Sacramento fish farm Ken Beer is raising catfish, sturgeon, and striped bass in a facility he designed.


| January/February 1983



Ken Beer fish farmer - holding a net full of fish

Fish farmer Ken Beer brings in the "harvest."


Photo by Barbara Douglass

Not far from Sacramento, California, a fish farmer raises his “crop” in an unusual 16-pond facility. Ken Beer operates The Fishery Catfish, Sturgeon, and Striped Bass Hatchery. (It was called the Elk Grove-Florin Catfish Farm until recently, when striped bass and sturgeon were added to the stock.)

The hatchery's busy catfish season begins in the spring, when Beer transfers adults to the brood ponds so the females can lay their eggs in secluded pipes designed to facilitate the removal of the crop. The eggs are then placed in special troughs, developed by Ken, which incorporate a clean flow of water and rotating fins to simulate the tail-fanning action of the adult males that — in the wild — keeps the eggs aerated. When the young fish hatch, they're moved to a pond that's covered with a layer of oil to discourage insect predators. Later, Beer must employ scare tactics to prevent gulls and herons from preying on the livestock.

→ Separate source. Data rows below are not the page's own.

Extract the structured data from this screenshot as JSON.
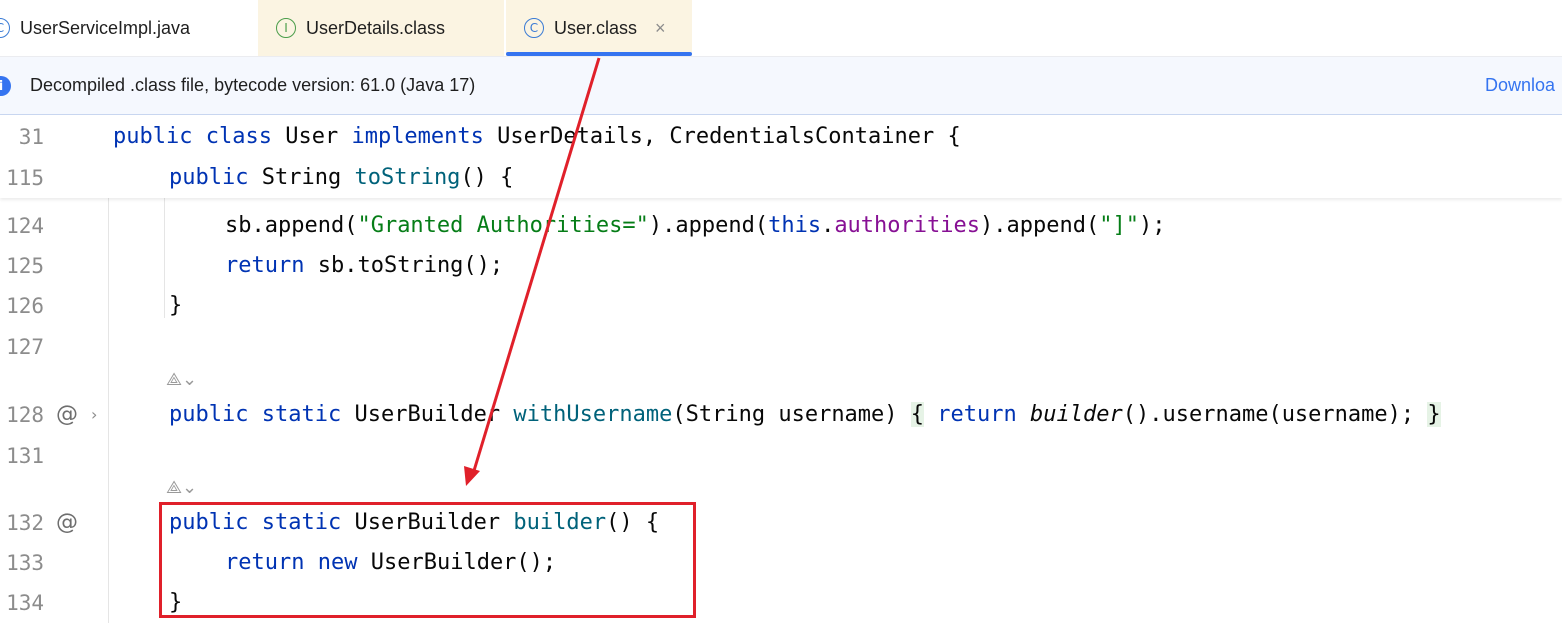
{
  "tabs": [
    {
      "label": "UserServiceImpl.java",
      "icon": "class-icon",
      "active": false
    },
    {
      "label": "UserDetails.class",
      "icon": "interface-icon",
      "active": false
    },
    {
      "label": "User.class",
      "icon": "class-icon",
      "active": true,
      "close": "×"
    }
  ],
  "banner": {
    "text": "Decompiled .class file, bytecode version: 61.0 (Java 17)",
    "link": "Downloa"
  },
  "icons": {
    "class_glyph": "C",
    "interface_glyph": "I",
    "info_glyph": "i",
    "at_glyph": "@",
    "chevron_glyph": "›",
    "ai_glyph": "⟁⌄"
  },
  "lines": {
    "l31": "31",
    "l115": "115",
    "l124": "124",
    "l125": "125",
    "l126": "126",
    "l127": "127",
    "l128": "128",
    "l131": "131",
    "l132": "132",
    "l133": "133",
    "l134": "134"
  },
  "code": {
    "l31": {
      "kw1": "public",
      "kw2": "class",
      "name": "User",
      "kw3": "implements",
      "rest": "UserDetails, CredentialsContainer {"
    },
    "l115": {
      "kw1": "public",
      "type": "String",
      "fn": "toString",
      "rest": "() {"
    },
    "l124": {
      "a": "sb.append(",
      "s1": "\"Granted Authorities=\"",
      "b": ").append(",
      "kw": "this",
      "dot": ".",
      "fld": "authorities",
      "c": ").append(",
      "s2": "\"]\"",
      "d": ");"
    },
    "l125": {
      "kw": "return",
      "rest": "sb.toString();"
    },
    "l126": {
      "rest": "}"
    },
    "l128": {
      "kw1": "public",
      "kw2": "static",
      "type": "UserBuilder",
      "fn": "withUsername",
      "params": "(String username)",
      "ob": "{",
      "kw3": "return",
      "call": "builder",
      "rest": "().username(username);",
      "cb": "}"
    },
    "l132": {
      "kw1": "public",
      "kw2": "static",
      "type": "UserBuilder",
      "fn": "builder",
      "rest": "() {"
    },
    "l133": {
      "kw1": "return",
      "kw2": "new",
      "rest": "UserBuilder();"
    },
    "l134": {
      "rest": "}"
    }
  },
  "colors": {
    "annotation": "#e0202a",
    "accent": "#3574f0"
  }
}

Ken "grows out" (raises until they reach maturity) most of the farm's supply of catfish. The hatchery's "cat" stock currently totals about 100,000 pounds, and customers purchase an average of 1,000-2,000 pounds per week. (At present, there isn't enough pond space to grow out the sturgeon and striped bass, which are generally sold as fingerlings.) Folks are also invited to bring a packed lunch to the farm and spend a whole day fishing or just enjoying the land- and waterscape. There's no charge for the hospitality ... but, of course, if you're to haul in a catch, you'll be asked a per-pound fee. Visitors who are either unsuccessful or pressed for time can opt to have their fish netted from one of the hatchery's two holding tanks.

Beer, who has an undergraduate degree in forest biology and a master's degree in aquaculture, believes that fish breeding and cultivation could play a vital role in solving our overpopulated planet's problem of protein deficiency. "We're talking about a food that's high in protein, low in fat and calories, and delicious," he says. "The future of fish farming looks particularly bright."